Should businesses be required to pay a "livable wage" set by the government?
- Minimum wage is the “lowest amount an employer is allowed to pay an hourly worker”; established in 1938 at $0.25 per hour, it has been raised 22 times. Since 2009, the Federal Minimum Wage is $7.25 for non-exempt employees.
- In 2018, 1.7 million workers, or 2% of all hourly paid, non-self-employed workers, earned wages at or below the federal minimum wage of $7.25.
- Each state has its own set minimum wage aside from the federally outlined wage.
- As of 2019, 29 states set their minimum wage higher than the federal rate.
- 50.4% of minimum wage earners are 16 to 24.
Minimum wage jobs are meant to provide an entry point to the workforce for unskilled workers. They're not intended to fully support one person living on their own, not to mention a family. Less than 3% of workers in the U.S. earn minimum wage, and over half of those workers are between ages 16 and 24. Raising the minimum wage rate to a 'livable wage' would greatly increase the cost of labor for U.S. companies. Businesses would not be able to just absorb these extra labor costs, leaving them with a few options, all of which would be undesirable.
The first and easiest option would be to raise the cost of products to account for these higher wages, which would, in turn, make the cost of living even higher.
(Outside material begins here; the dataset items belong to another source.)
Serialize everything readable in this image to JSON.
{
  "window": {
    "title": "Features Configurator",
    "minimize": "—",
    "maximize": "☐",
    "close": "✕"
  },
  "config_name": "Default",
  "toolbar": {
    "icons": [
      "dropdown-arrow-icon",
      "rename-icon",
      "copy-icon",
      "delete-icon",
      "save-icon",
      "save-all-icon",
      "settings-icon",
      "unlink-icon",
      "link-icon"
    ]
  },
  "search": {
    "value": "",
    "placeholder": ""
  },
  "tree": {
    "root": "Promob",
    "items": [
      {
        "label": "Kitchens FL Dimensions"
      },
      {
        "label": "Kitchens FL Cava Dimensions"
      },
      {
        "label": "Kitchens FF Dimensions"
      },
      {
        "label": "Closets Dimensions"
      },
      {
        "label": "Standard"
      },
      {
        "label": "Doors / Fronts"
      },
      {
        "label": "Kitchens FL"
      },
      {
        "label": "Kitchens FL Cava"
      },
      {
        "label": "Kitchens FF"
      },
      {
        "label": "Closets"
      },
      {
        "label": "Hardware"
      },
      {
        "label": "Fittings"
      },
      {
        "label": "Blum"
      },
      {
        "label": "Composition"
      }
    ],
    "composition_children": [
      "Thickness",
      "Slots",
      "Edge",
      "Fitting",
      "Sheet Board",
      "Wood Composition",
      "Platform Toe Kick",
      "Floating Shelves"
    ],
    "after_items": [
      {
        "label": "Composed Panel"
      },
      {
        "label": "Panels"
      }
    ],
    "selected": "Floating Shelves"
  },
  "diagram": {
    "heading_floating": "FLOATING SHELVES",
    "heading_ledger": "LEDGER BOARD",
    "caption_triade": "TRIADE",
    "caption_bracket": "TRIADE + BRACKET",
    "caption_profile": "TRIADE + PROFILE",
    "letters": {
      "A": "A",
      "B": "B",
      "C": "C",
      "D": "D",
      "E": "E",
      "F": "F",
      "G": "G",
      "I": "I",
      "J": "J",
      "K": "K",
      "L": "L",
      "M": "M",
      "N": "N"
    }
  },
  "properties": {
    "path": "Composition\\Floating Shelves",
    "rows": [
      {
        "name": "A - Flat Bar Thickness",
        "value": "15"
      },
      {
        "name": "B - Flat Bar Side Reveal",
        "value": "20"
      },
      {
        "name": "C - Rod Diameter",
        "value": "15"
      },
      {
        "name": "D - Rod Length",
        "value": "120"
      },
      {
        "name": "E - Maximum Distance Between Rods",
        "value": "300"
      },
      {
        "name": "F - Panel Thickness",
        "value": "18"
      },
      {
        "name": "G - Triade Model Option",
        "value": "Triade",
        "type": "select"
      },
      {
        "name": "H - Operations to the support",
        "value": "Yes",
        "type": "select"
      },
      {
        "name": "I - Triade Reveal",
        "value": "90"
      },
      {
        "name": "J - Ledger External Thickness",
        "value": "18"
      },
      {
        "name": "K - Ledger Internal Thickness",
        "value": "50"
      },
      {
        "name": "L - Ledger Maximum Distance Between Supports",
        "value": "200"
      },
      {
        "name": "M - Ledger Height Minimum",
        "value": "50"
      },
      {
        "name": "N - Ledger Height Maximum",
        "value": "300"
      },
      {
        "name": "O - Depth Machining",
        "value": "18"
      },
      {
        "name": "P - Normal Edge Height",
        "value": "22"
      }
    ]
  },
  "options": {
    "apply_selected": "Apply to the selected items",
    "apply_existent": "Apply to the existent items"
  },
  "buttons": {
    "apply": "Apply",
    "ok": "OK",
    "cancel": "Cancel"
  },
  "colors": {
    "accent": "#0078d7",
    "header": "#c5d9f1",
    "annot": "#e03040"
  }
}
Another option would be to employ as few workers as possible and turn to automation as much as possible, both of which would eliminate jobs. The workers that did remain would probably be forced to do much more work to cover the lost workers, causing their job satisfaction to go down. Finally, the outsourcing of jobs to other countries would greatly increase.
Unfortunately, many smaller companies would not be able to afford to take advantage of any of these options and could be forced to close. It would also prevent many small businesses from being able to start up due to the higher cost of entry. Raising the minimum wage rate to a 'livable wage' might seem nice to the workers immediately affected, but it would not be beneficial to the economy as a whole and would significantly increase the unemployment rate.
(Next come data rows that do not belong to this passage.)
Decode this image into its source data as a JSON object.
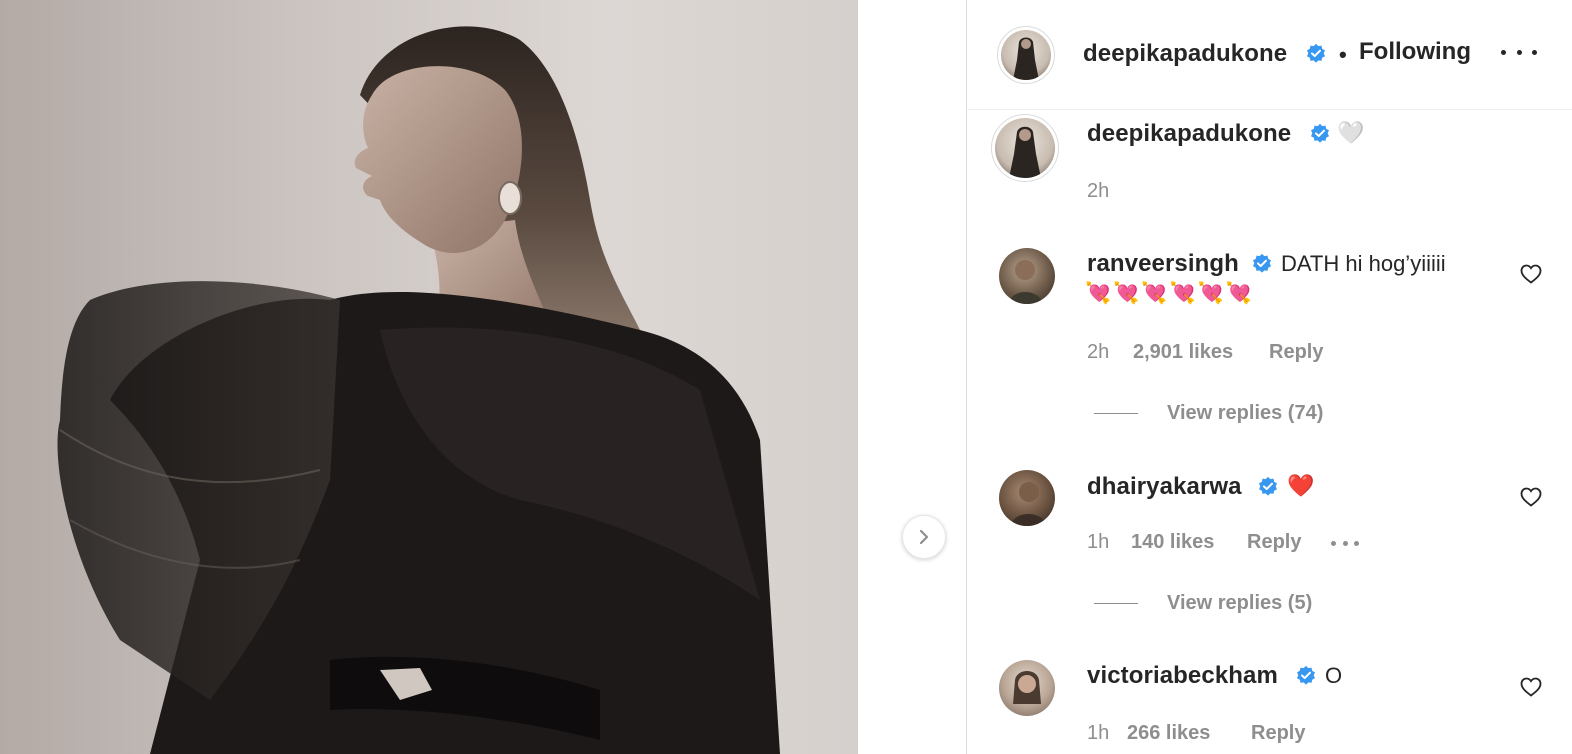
{
  "post": {
    "author": "deepikapadukone",
    "follow_status": "Following",
    "separator": "•",
    "next_icon": "chevron-right-icon",
    "more_icon": "more-horizontal-icon"
  },
  "caption": {
    "username": "deepikapadukone",
    "text": "🤍",
    "time": "2h"
  },
  "comments": [
    {
      "username": "ranveersingh",
      "text": "DATH hi hog’yiiiii",
      "emoji_line": "💘💘💘💘💘💘",
      "time": "2h",
      "likes": "2,901 likes",
      "reply": "Reply",
      "view_replies": "View replies (74)"
    },
    {
      "username": "dhairyakarwa",
      "text": "❤️",
      "time": "1h",
      "likes": "140 likes",
      "reply": "Reply",
      "view_replies": "View replies (5)"
    },
    {
      "username": "victoriabeckham",
      "text": "O",
      "time": "1h",
      "likes": "266 likes",
      "reply": "Reply"
    }
  ],
  "colors": {
    "verified": "#3897f0",
    "text": "#262626",
    "secondary": "#8e8e8e",
    "border": "#dbdbdb"
  }
}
Critics usually raise similar-sounding arguments when discussing raising the minimum wage. Some of them being that minimum wage jobs aren't supposed to sustain a family and that the majority of minimum wage workers are teenagers. However, these arguments are not necessarily true. Determining certain claims like this purely from minimum wage statistics alone is a stretch. How so? The reason is that aside from the federal minimum wage, each state has its own set wage. This means a worker making the minimum in Nevada ($8.25) is making more than the federal wage, but just barely. Another factor to consider is that when talking about raising the minimum wage, one must consider the workers making between the current wage of their state or job status and the higher wage proposed. When this is considered, the average worker affected by raising the minimum wage is 35 years old.
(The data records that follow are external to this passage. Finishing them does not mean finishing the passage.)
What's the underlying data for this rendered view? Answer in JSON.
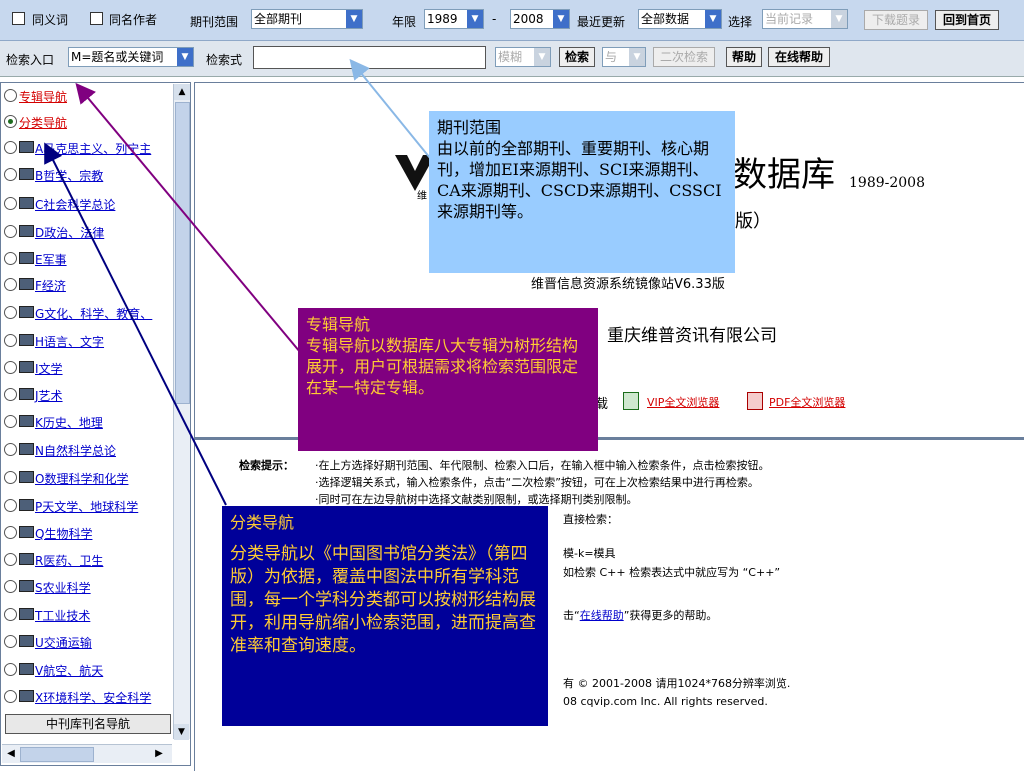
{
  "toolbar": {
    "synonym_label": "同义词",
    "same_author_label": "同名作者",
    "journal_range_label": "期刊范围",
    "journal_range_value": "全部期刊",
    "year_limit_label": "年限",
    "year_from": "1989",
    "dash": "-",
    "year_to": "2008",
    "recent_update_label": "最近更新",
    "recent_update_value": "全部数据",
    "select_label": "选择",
    "current_record_value": "当前记录",
    "download_button": "下载题录",
    "home_button": "回到首页"
  },
  "search": {
    "entry_label": "检索入口",
    "entry_value": "M=题名或关键词",
    "expr_label": "检索式",
    "expr_value": "",
    "fuzzy_value": "模糊",
    "search_button": "检索",
    "and_value": "与",
    "secondary_button": "二次检索",
    "help_button": "帮助",
    "online_help_button": "在线帮助"
  },
  "tree": {
    "items": [
      {
        "label": "专辑导航"
      },
      {
        "label": "分类导航"
      },
      {
        "label": "A马克思主义、列宁主"
      },
      {
        "label": "B哲学、宗教"
      },
      {
        "label": "C社会科学总论"
      },
      {
        "label": "D政治、法律"
      },
      {
        "label": "E军事"
      },
      {
        "label": "F经济"
      },
      {
        "label": "G文化、科学、教育、"
      },
      {
        "label": "H语言、文字"
      },
      {
        "label": "I文学"
      },
      {
        "label": "J艺术"
      },
      {
        "label": "K历史、地理"
      },
      {
        "label": "N自然科学总论"
      },
      {
        "label": "O数理科学和化学"
      },
      {
        "label": "P天文学、地球科学"
      },
      {
        "label": "Q生物科学"
      },
      {
        "label": "R医药、卫生"
      },
      {
        "label": "S农业科学"
      },
      {
        "label": "T工业技术"
      },
      {
        "label": "U交通运输"
      },
      {
        "label": "V航空、航天"
      },
      {
        "label": "X环境科学、安全科学"
      }
    ],
    "bottom_button": "中刊库刊名导航"
  },
  "main": {
    "db_title_fragment": "数据库",
    "db_years": "1989-2008",
    "edition_fragment": "版）",
    "logo_fragment": "维",
    "mirror_version": "维晋信息资源系统镜像站V6.33版",
    "company": "重庆维普资讯有限公司",
    "download_fragment": "载",
    "vip_browser": "VIP全文浏览器",
    "pdf_browser": "PDF全文浏览器"
  },
  "hints": {
    "label": "检索提示：",
    "line1": "·在上方选择好期刊范围、年代限制、检索入口后，在输入框中输入检索条件，点击检索按钮。",
    "line2": "·选择逻辑关系式，输入检索条件，点击“二次检索”按钮，可在上次检索结果中进行再检索。",
    "line3": "·同时可在左边导航树中选择文献类别限制，或选择期刊类别限制。",
    "line4": "直接检索：",
    "line5": "模-k=模具",
    "line6": "如检索 C++ 检索表达式中就应写为 “C++”",
    "line7_pre": "击“",
    "line7_link": "在线帮助",
    "line7_post": "”获得更多的帮助。",
    "copyright1": "有 © 2001-2008 请用1024*768分辨率浏览.",
    "copyright2": "08 cqvip.com Inc. All rights reserved."
  },
  "callouts": {
    "journal": {
      "title": "期刊范围",
      "body": "由以前的全部期刊、重要期刊、核心期刊，增加EI来源期刊、SCI来源期刊、CA来源期刊、CSCD来源期刊、CSSCI来源期刊等。",
      "bg": "#99ccff"
    },
    "album": {
      "title": "专辑导航",
      "body": "专辑导航以数据库八大专辑为树形结构展开，用户可根据需求将检索范围限定在某一特定专辑。",
      "bg": "#800080"
    },
    "category": {
      "title": "分类导航",
      "body": "分类导航以《中国图书馆分类法》（第四版）为依据，覆盖中图法中所有学科范围，每一个学科分类都可以按树形结构展开，利用导航缩小检索范围，进而提高查准率和查询速度。",
      "bg": "#000099"
    }
  }
}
There would be many positive benefits to raising the federal minimum wage. People tend to have higher morale when they believe they are being paid fairly for their work. This improvement leads to an enhanced work ethic, increased worker productivity, and a decrease in employee turnover and absenteeism. Raising the minimum wage would also help to support the economy. Typically, it is low wage workers with disposable income who put the most back in. A rise in federal minimum wages would mostly benefit these workers, with a total wage increase of $144 billion.